Удача – это женщина
Шрифт:
— И где же она трясется?
— В газете же ясно сказано — землетрясение в Сан-Франциско. Да ты сама прочти!
— Господи! В Сан-Франциско, — вдруг сообразила Энни и, бросив вилку, кинулась к столу, схватила газету и принялась лихорадочно читать передовицу. Ее глаза постепенно округлялись от ужаса, лицо побледнело, и она схватилась рукой за сердце.
— Отец, — прошептала она наконец, — неужели это все правда?
— Натурально правда, — подтвердил Фрэнк, потягивая чай. — Вечно под этим городом что-то булькало, даже я помню, а ведь я был там четверть века назад.

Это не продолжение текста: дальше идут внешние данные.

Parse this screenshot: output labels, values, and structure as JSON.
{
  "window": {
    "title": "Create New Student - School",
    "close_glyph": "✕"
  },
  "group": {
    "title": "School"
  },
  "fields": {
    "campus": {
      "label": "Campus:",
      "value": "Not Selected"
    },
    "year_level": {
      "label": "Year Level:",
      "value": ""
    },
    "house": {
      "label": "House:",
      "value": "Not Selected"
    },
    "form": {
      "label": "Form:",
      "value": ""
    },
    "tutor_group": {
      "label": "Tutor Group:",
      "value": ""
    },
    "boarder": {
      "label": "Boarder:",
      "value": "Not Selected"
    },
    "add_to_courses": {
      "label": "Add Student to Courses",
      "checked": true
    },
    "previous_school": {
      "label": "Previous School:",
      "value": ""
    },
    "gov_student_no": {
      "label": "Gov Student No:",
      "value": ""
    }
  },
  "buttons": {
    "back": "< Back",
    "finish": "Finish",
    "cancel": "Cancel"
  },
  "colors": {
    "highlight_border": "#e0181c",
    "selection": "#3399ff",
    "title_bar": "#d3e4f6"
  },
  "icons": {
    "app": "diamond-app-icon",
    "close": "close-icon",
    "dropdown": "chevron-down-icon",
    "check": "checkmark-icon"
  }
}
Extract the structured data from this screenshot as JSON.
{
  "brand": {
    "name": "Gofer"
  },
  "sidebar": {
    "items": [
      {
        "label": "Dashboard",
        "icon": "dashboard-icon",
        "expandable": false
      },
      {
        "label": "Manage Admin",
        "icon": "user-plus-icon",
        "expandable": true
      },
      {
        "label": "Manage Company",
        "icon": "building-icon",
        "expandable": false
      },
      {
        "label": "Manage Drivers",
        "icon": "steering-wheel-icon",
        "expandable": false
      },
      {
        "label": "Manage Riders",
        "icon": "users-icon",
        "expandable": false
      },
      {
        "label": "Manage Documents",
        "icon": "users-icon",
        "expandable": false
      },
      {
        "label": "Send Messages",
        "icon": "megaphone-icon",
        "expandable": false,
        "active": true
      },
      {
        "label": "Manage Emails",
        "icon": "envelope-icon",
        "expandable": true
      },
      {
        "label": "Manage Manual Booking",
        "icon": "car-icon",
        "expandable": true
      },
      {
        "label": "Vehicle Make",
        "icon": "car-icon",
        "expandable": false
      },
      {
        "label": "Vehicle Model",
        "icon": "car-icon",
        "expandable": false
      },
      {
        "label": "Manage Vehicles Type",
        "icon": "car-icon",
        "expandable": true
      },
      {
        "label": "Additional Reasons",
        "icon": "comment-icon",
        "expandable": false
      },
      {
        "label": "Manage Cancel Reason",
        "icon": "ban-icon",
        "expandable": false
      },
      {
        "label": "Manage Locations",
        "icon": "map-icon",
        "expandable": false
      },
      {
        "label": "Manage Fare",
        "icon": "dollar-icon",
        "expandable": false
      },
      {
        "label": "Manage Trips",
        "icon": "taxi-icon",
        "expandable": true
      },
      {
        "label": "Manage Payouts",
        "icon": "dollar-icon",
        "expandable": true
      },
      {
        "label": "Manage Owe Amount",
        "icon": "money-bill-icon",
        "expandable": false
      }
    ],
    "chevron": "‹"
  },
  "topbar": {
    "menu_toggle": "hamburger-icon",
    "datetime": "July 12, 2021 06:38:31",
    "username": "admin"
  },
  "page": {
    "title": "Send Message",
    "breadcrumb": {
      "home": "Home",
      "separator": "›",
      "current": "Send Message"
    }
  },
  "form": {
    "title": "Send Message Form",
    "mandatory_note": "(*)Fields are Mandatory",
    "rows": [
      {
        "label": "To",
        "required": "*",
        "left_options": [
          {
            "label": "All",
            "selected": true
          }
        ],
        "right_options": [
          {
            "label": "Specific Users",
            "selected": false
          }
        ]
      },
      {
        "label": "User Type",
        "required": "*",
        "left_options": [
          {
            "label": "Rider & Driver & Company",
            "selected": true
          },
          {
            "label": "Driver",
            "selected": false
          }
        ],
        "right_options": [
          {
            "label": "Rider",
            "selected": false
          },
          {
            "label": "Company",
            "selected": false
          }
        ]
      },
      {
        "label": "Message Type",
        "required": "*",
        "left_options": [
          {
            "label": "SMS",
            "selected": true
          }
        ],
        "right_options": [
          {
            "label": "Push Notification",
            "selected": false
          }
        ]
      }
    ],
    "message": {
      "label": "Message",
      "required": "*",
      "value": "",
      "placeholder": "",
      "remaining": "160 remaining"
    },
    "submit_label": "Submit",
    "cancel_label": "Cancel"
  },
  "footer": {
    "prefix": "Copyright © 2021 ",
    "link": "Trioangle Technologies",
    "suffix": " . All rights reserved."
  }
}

— Ты не понимаешь. — Она опустилась на стул, закрыла лицо фартуком, чтобы он не видел ее слез, и представила себе Джоша в разрушенном Сан-Франциско. Возможно, он погиб под развалинами рухнувшего
Минуту спустя она вытерла слезы и взялась за газету снова. Отец по-прежнему сидел над своей чашкой с чаем и молча покуривал трубку, так и не прикоснувшись к еде. Клубы дыма привычно наполняли комнату, но сегодня Энни хотелось накричать на старика, сказать ему, что, возможно, в этот момент его сын лежит, раздавленный многотонной глыбой, или превратился в пепел. Но вместо этого она перечитала статью вновь.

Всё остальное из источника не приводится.